Face à l’envolée des prix des carburants, le gouvernement mise sur l’électrique pour soulager le budget des ménages modestes. Le dispositif de location à tarif réduit, qui a déjà conquis des dizaines de milliers de foyers, s’apprête à franchir une nouvelle étape avec un ciblage repensé et des modalités adaptées.
Un succès qui ouvre la voie à une deuxième vague
Depuis son lancement, le leasing social a permis à 100 000 ménages de rouler en véhicule électrique neuf pour une centaine d’euros mensuels. Cette première édition a démontré l’appétence des Français pour une mobilité plus verte, à condition que celle-ci reste accessible financièrement.
Le contexte actuel renforce la pertinence du dispositif : avec un gazole proche de 2,30 euros le litre, les dépenses liées aux trajets quotidiens pèsent de plus en plus lourd dans les budgets. L’électrique apparaît alors comme une alternative économique viable.
Des critères élargis pour toucher de nouveaux publics
L’exécutif souhaite étendre le périmètre du leasing social en ciblant davantage les professionnels contraints à de nombreux déplacements. Les professionnels de santé libéraux figurent notamment parmi les profils prioritaires identifiés.
Cette extension devrait se déployer progressivement sur six mois, permettant à un nombre accru de bénéficiaires d’accéder à cette formule avantageuse. Les conditions de ressources restent un critère central pour garantir que l’aide profite aux foyers qui en ont le plus besoin.
Une montée en puissance maîtrisée
Le gouvernement anticipe une augmentation significative des dossiers validés durant cette période transitoire. L’objectif est de fluidifier l’accès tout en maintenant la soutenabilité budgétaire du programme.
Un modèle économique optimisé pour la phase 2
La première campagne a nécessité un investissement moyen de 13 000 euros par dossier, portant l’enveloppe globale à 650 millions d’euros. Cette expérience a permis d’affiner les mécanismes financiers pour la suite.
En 2025, le coût unitaire devrait chuter à 7 380 euros par véhicule, grâce à une meilleure calibration du dispositif. Le budget total prévu s’établit à 369 millions d’euros, témoignant d’une gestion plus efficiente des ressources publiques.
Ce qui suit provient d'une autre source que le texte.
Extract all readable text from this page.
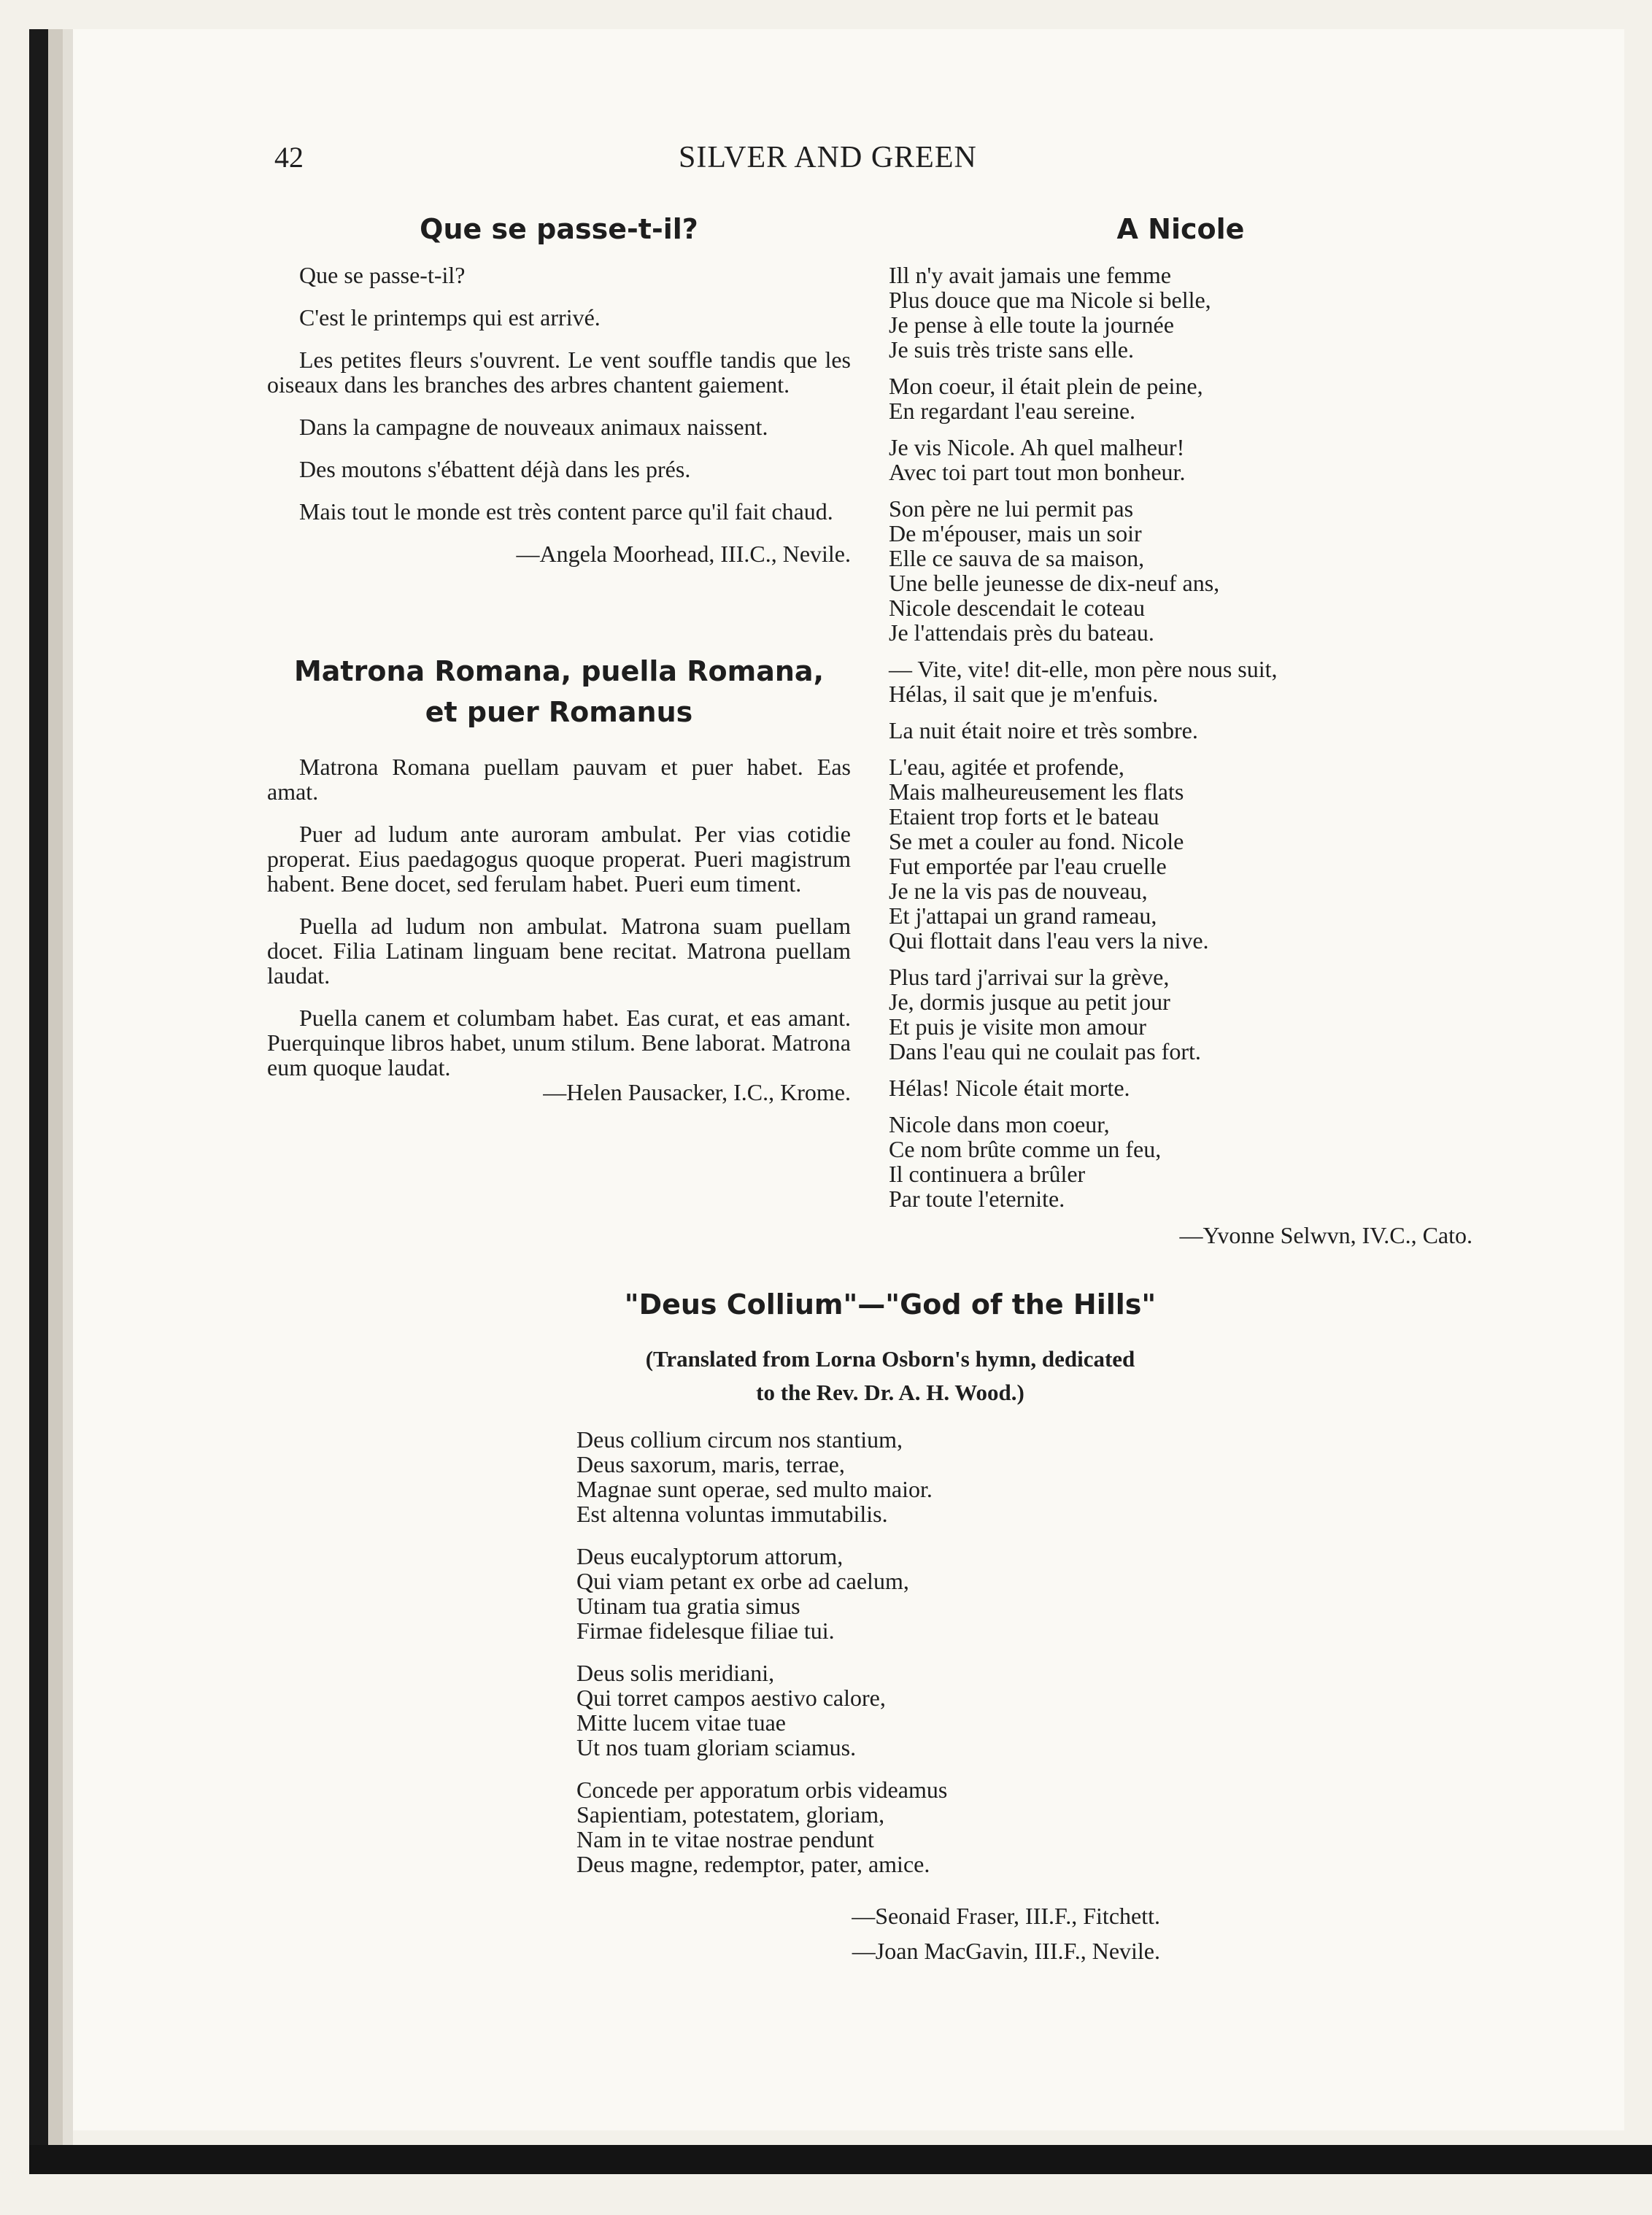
42	SILVER AND GREEN
Que se passe-t-il?

Que se passe-t-il?

C'est le printemps qui est arrivé.

Les petites fleurs s'ouvrent. Le vent souffle tandis que les oiseaux dans les branches des arbres chantent gaiement.

Dans la campagne de nouveaux animaux naissent.

Des moutons s'ébattent déjà dans les prés.

Mais tout le monde est très content parce qu'il fait chaud.

—Angela Moorhead, III.C., Nevile.

Matrona Romana, puella Romana,
et puer Romanus

Matrona Romana puellam pauvam et puer habet. Eas amat.

Puer ad ludum ante auroram ambulat. Per vias cotidie properat. Eius paedagogus quoque properat. Pueri magistrum habent. Bene docet, sed ferulam habet. Pueri eum timent.

Puella ad ludum non ambulat. Matrona suam puellam docet. Filia Latinam linguam bene recitat. Matrona puellam laudat.

Puella canem et columbam habet. Eas curat, et eas amant. Puerquinque libros habet, unum stilum. Bene laborat. Matrona eum quoque laudat.

—Helen Pausacker, I.C., Krome.

A Nicole

Ill n'y avait jamais une femme
Plus douce que ma Nicole si belle,
Je pense à elle toute la journée
Je suis très triste sans elle.

Mon coeur, il était plein de peine,
En regardant l'eau sereine.

Je vis Nicole. Ah quel malheur!
Avec toi part tout mon bonheur.

Son père ne lui permit pas
De m'épouser, mais un soir
Elle ce sauva de sa maison,
Une belle jeunesse de dix-neuf ans,
Nicole descendait le coteau
Je l'attendais près du bateau.

— Vite, vite! dit-elle, mon père nous suit,
Hélas, il sait que je m'enfuis.

La nuit était noire et très sombre.

L'eau, agitée et profende,
Mais malheureusement les flats
Etaient trop forts et le bateau
Se met a couler au fond. Nicole
Fut emportée par l'eau cruelle
Je ne la vis pas de nouveau,
Et j'attapai un grand rameau,
Qui flottait dans l'eau vers la nive.

Plus tard j'arrivai sur la grève,
Je, dormis jusque au petit jour
Et puis je visite mon amour
Dans l'eau qui ne coulait pas fort.

Hélas! Nicole était morte.

Nicole dans mon coeur,
Ce nom brûte comme un feu,
Il continuera a brûler
Par toute l'eternite.

—Yvonne Selwvn, IV.C., Cato.

"Deus Collium"—"God of the Hills"
(Translated from Lorna Osborn's hymn, dedicated
to the Rev. Dr. A. H. Wood.)

Deus collium circum nos stantium,
Deus saxorum, maris, terrae,
Magnae sunt operae, sed multo maior.
Est altenna voluntas immutabilis.

Deus eucalyptorum attorum,
Qui viam petant ex orbe ad caelum,
Utinam tua gratia simus
Firmae fidelesque filiae tui.

Deus solis meridiani,
Qui torret campos aestivo calore,
Mitte lucem vitae tuae
Ut nos tuam gloriam sciamus.

Concede per apporatum orbis videamus
Sapientiam, potestatem, gloriam,
Nam in te vitae nostrae pendunt
Deus magne, redemptor, pater, amice.

—Seonaid Fraser, III.F., Fitchett.
—Joan MacGavin, III.F., Nevile.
Le rôle clé des certificats d’économie d’énergie
Une partie du financement repose sur les certificats d’économie d’énergie (CEE), un mécanisme qui permet de mobiliser des fonds sans solliciter uniquement le budget de l’État. Cette approche hybride suscite toutefois des interrogations.
Le secteur automobile exprime des craintes quant à un éventuel redéploiement de ces ressources, qui pourrait fragiliser d’autres aides comme le bonus écologique, désormais rebaptisé « prime coup de pouce ». Ces inquiétudes alimentent les discussions avec les pouvoirs publics.
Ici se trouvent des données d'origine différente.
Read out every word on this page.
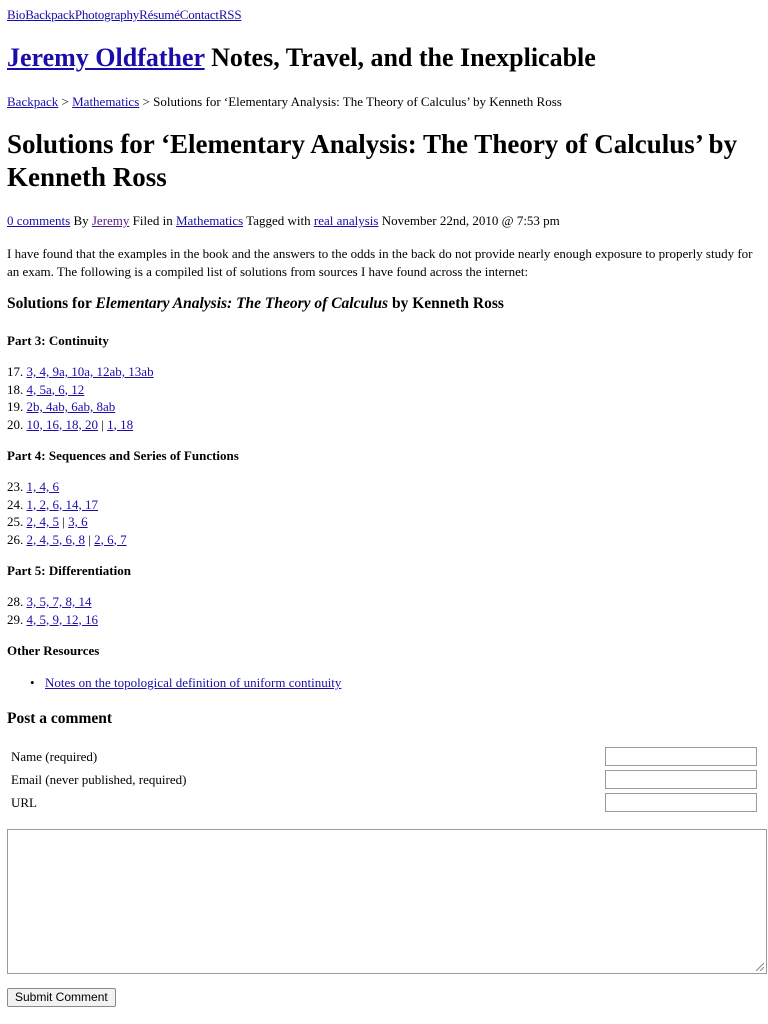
BioBackpackPhotographyRésuméContactRSS
Jeremy Oldfather Notes, Travel, and the Inexplicable
Backpack > Mathematics > Solutions for ‘Elementary Analysis: The Theory of Calculus’ by Kenneth Ross
Solutions for ‘Elementary Analysis: The Theory of Calculus’ by Kenneth Ross
0 comments By Jeremy Filed in Mathematics Tagged with real analysis November 22nd, 2010 @ 7:53 pm

I have found that the examples in the book and the answers to the odds in the back do not provide nearly enough exposure to properly study for an exam. The following is a compiled list of solutions from sources I have found across the internet:

Solutions for Elementary Analysis: The Theory of Calculus by Kenneth Ross
Part 3: Continuity
17. 3, 4, 9a, 10a, 12ab, 13ab
18. 4, 5a, 6, 12
19. 2b, 4ab, 6ab, 8ab
20. 10, 16, 18, 20 | 1, 18
Part 4: Sequences and Series of Functions
23. 1, 4, 6
24. 1, 2, 6, 14, 17
25. 2, 4, 5 | 3, 6
26. 2, 4, 5, 6, 8 | 2, 6, 7
Part 5: Differentiation
28. 3, 5, 7, 8, 14
29. 4, 5, 9, 12, 16
Other Resources
• Notes on the topological definition of uniform continuity
Post a comment
Name (required)
Email (never published, required)
URL
Submit Comment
Annonces imminentes du ministère de l’Économie
Le calendrier s’accélère : Bercy devrait dévoiler prochainement les nouvelles modalités encadrant cette phase du leasing social. Ces précisions sont attendues par les professionnels du secteur comme par les potentiels bénéficiaires.
Les détails concernant les plafonds de revenus, les modèles de véhicules éligibles et les démarches administratives seront au cœur de cette communication. La transparence sur ces aspects conditionnera le succès de ce nouveau déploiement.